In the latest edition of the World Economic Forum’s (WEF’s) Global Competitiveness Index, India ranks 40th out of 137 countries. While the country has slipped one spot from last year, it has bettered its score, indicating improvements on some parameters. As shown in Chart 1, Switzerland tops the rankings, followed by the United States, Singapore, and the Netherlands.
The index is designed to measure factors that determine productivity, which, in turn, determines a country’s long-term growth.
As shown in Chart 2, the report finds that a country’s performance on the index in 2007 was correlated with its growth over the following decade. Within each income classification, the three most competitive economies in 2007 have grown significantly more strongly than the three least competitive countries in that particular income category.
A stronger performance on the index is also correlated with the WEF’s inclusive development index as shown in Chart 3.
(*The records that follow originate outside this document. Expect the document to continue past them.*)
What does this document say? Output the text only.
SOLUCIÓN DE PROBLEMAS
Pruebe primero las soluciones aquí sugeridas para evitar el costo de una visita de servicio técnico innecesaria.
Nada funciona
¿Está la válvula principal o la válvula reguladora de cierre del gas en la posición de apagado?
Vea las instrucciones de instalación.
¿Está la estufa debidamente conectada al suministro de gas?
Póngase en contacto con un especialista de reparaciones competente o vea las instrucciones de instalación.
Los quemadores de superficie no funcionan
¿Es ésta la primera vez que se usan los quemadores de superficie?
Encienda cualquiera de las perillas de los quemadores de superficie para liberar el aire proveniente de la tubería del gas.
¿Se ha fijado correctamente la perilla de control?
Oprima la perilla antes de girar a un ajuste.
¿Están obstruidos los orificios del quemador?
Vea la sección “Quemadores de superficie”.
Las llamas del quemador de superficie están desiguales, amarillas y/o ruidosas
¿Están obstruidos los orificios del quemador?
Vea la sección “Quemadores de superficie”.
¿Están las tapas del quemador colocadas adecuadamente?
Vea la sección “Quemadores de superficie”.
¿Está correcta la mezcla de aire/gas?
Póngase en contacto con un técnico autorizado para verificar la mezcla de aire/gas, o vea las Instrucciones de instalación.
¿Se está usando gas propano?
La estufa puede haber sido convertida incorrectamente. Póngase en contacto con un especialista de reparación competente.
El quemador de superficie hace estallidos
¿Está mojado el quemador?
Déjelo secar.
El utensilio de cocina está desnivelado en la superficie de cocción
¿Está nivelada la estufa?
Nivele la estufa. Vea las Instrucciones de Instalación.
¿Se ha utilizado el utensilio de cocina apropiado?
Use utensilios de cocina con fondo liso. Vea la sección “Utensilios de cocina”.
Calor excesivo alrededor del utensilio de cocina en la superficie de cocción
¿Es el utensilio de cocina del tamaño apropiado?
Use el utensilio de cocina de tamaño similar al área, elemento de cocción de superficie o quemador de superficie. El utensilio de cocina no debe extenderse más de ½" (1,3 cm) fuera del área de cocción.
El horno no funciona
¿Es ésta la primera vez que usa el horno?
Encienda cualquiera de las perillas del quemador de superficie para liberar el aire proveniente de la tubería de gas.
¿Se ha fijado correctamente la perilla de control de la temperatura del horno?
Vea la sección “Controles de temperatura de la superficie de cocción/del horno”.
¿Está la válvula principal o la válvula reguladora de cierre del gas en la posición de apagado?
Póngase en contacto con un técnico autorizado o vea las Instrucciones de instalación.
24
India’s performance on the index has improved significantly over the last three years. As shown in Chart 4, the country’s ranking had deteriorated to 71 in 2014-15 from 60 the year before. Thereafter, its ranking rose steadily, largely on account of an improvement in its ranking on the macro-economic environment from 101 in 2014-15 to 80 in 2017-18. Of the three sub-indices, India ranks higher on market size, innovation and business sophistication, and institutions as seen in Chart 5.
Interestingly, despite the high-profile crackdown by the government on black money, corruption still turned out to be the most problematic factor for doing business among the executives surveyed by the WEF, as seen in Chart 6. It was followed by access to finance, tax rates, and inadequate supply of infrastructure.